In the first part of the work, we reviewed the literature and designed some ligands based on our literature studies. The FAP binding affinity of such ligands is studied using the Seesar software. To do docking studies, our first approach was to determine the active site of FAP. Besides the catalytic triad composed of the Ser624, Asp702, and His734, the residue Arg123, Glu203, Glu204, Ala657, and Tyr656 are responsible for the substrate binding. The activity studies of the ligand designed were done using the seesar, and a set of ligands with good affinity was chosen for synthesis and characterization. Currently, the synthesis and characterization work of the ligands is going on. Future work will include the Complete synthesis of ligands and characterization and purification. The ligand will then be subjected to the in-vitro studies using a U87MG cell line using a suitable assay. The best ligand will be selected for the in-vivo studies
After 3 months, Unnikrishnan has achieved the following milestones:
- Step -1 • The active site of the protein and its closest analogs are identified using a literature survey • The previously existing FAP ligand’s structure is collected. • Previously existing ligands are docked using seesar. • Possible modifications to previously existing ligands are done according to the literature survey (Some molecules are designed using the inspirator mode in Seesar). • The designed molecules (around 30 molecules) are docked via Seesar • The best docking results are tabulated Bottleneck Many times, the software failed to work properly in my system. The software shut down while the docking was going. The software failure was the main issue we faced. The software only has the affinity range. It does not give any idea about the exact value of our affinity. We need other software for exact binding affinity values and docking scores.
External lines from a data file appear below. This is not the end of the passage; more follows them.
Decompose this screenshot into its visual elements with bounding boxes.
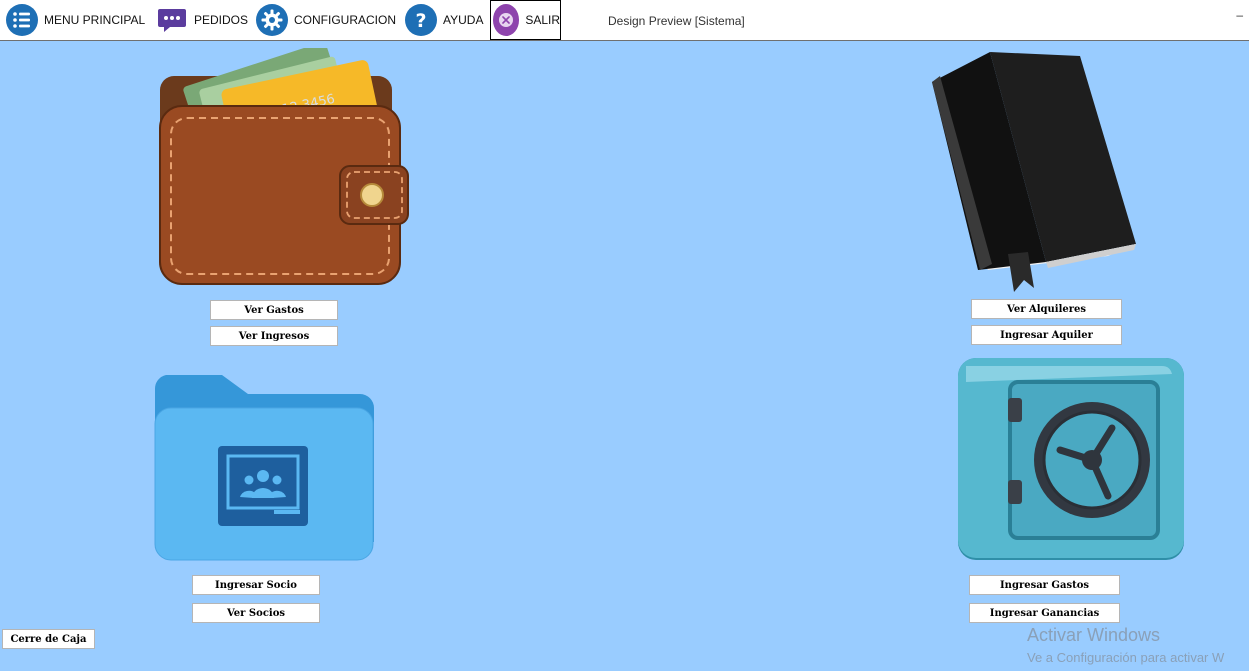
menu-principal-button[interactable]: MENU PRINCIPAL [6, 0, 145, 40]
configuracion-label: CONFIGURACION [294, 13, 396, 27]
pedidos-label: PEDIDOS [194, 13, 249, 27]
menu-principal-label: MENU PRINCIPAL [44, 13, 146, 27]
ayuda-label: AYUDA [443, 13, 484, 27]
chat-icon [156, 4, 188, 36]
salir-button[interactable]: SALIR [490, 0, 561, 40]
window-title: Design Preview [Sistema] [608, 14, 745, 28]
close-icon [493, 4, 520, 36]
ver-socios-button[interactable]: Ver Socios [192, 603, 320, 623]
gear-icon [256, 4, 288, 36]
list-icon [6, 4, 38, 36]
pedidos-button[interactable]: PEDIDOS [156, 0, 248, 40]
folder-icon[interactable] [152, 372, 377, 569]
ingresar-ganancias-button[interactable]: Ingresar Ganancias [969, 603, 1120, 623]
ingresar-alquiler-button[interactable]: Ingresar Aquiler [971, 325, 1122, 345]
menu-bar: MENU PRINCIPAL PEDIDOS CONFIGURACION ? A… [0, 0, 1249, 41]
minimize-button[interactable]: – [1236, 8, 1243, 22]
book-icon[interactable] [928, 44, 1143, 299]
salir-label: SALIR [525, 13, 560, 27]
svg-text:?: ? [415, 10, 426, 31]
ayuda-button[interactable]: ? AYUDA [405, 0, 483, 40]
activation-watermark-title: Activar Windows [1027, 625, 1161, 645]
cierre-de-caja-button[interactable]: Cerre de Caja [2, 629, 95, 649]
activation-watermark-subtitle: Ve a Configuración para activar W [1027, 650, 1225, 665]
help-icon: ? [405, 4, 437, 36]
ingresar-gastos-button[interactable]: Ingresar Gastos [969, 575, 1120, 595]
ver-alquileres-button[interactable]: Ver Alquileres [971, 299, 1122, 319]
ingresar-socio-button[interactable]: Ingresar Socio [192, 575, 320, 595]
ver-gastos-button[interactable]: Ver Gastos [210, 300, 338, 320]
configuracion-button[interactable]: CONFIGURACION [256, 0, 396, 40]
safe-icon[interactable] [952, 352, 1188, 571]
ver-ingresos-button[interactable]: Ver Ingresos [210, 326, 338, 346]
wallet-icon[interactable]: 012 3456 [155, 42, 410, 293]
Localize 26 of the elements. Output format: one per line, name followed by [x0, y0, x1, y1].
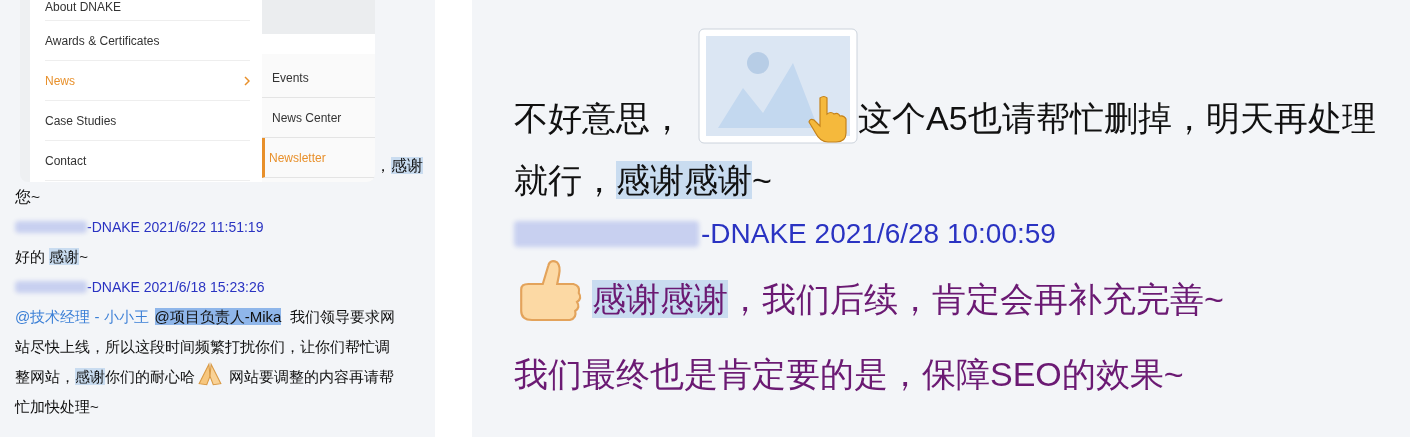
message-text: ，感谢	[375, 157, 423, 174]
message-header: -DNAKE 2021/6/18 15:23:26	[87, 278, 265, 297]
menu-item[interactable]: Contact	[45, 141, 250, 181]
highlighted-text: 感谢	[49, 248, 80, 265]
highlighted-text: 感谢感谢	[592, 280, 728, 318]
submenu-item[interactable]: News Center	[262, 98, 375, 138]
menu-item[interactable]: Case Studies	[45, 101, 250, 141]
menu-item[interactable]: About DNAKE	[45, 0, 250, 21]
message-text: 好的 感谢~	[15, 247, 89, 267]
submenu-item[interactable]: Events	[262, 58, 375, 98]
mention-link[interactable]: @技术经理 - 小小王	[15, 308, 149, 325]
message-text: @技术经理 - 小小王 @项目负责人-Mika 我们领导要求网站尽快上线，所以这段时间频繁打扰你们，让你们帮忙调整网站，感谢你们的耐心哈 网站要调整的内容再请帮忙加快处理~	[15, 307, 396, 417]
image-placeholder-icon[interactable]	[698, 28, 858, 144]
praying-hands-icon	[197, 362, 223, 388]
highlighted-text: 感谢	[391, 157, 423, 174]
message-header: -DNAKE 2021/6/22 11:51:19	[87, 218, 264, 237]
message-text: 不好意思， 这个A5也请帮忙删掉，明天再处理就行，感谢感谢~	[514, 28, 1404, 211]
blurred-name	[15, 281, 87, 293]
message-header: -DNAKE 2021/6/28 10:00:59	[701, 218, 1056, 250]
message-text: 您~	[15, 188, 41, 205]
menu-item[interactable]: Awards & Certificates	[45, 21, 250, 61]
blurred-name	[15, 221, 87, 233]
highlighted-text: 感谢感谢	[616, 161, 752, 199]
mention-link[interactable]: @项目负责人-Mika	[154, 308, 282, 325]
message-text: 感谢感谢，我们后续，肯定会再补充完善~ 我们最终也是肯定要的是，保障SEO的效果~	[514, 257, 1404, 412]
highlighted-text: 感谢	[75, 368, 105, 385]
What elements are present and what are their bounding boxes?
- Step -2 • The synthetic plan for synthesizing the ligands was designed according to the literature. • The synthesis was started, and synthesized compounds were purified by column and flash chromatography. • The synthesized compound was characterized by 1H, 13C NMR, IR and UV and HRMS spectra. Bottlenecks The main bottleneck in the synthesis was the purification step involved in the synthesis. Many compounds were difficult to purify.
- No biological studies have been done yet.After complete synthesis biological studies will be done.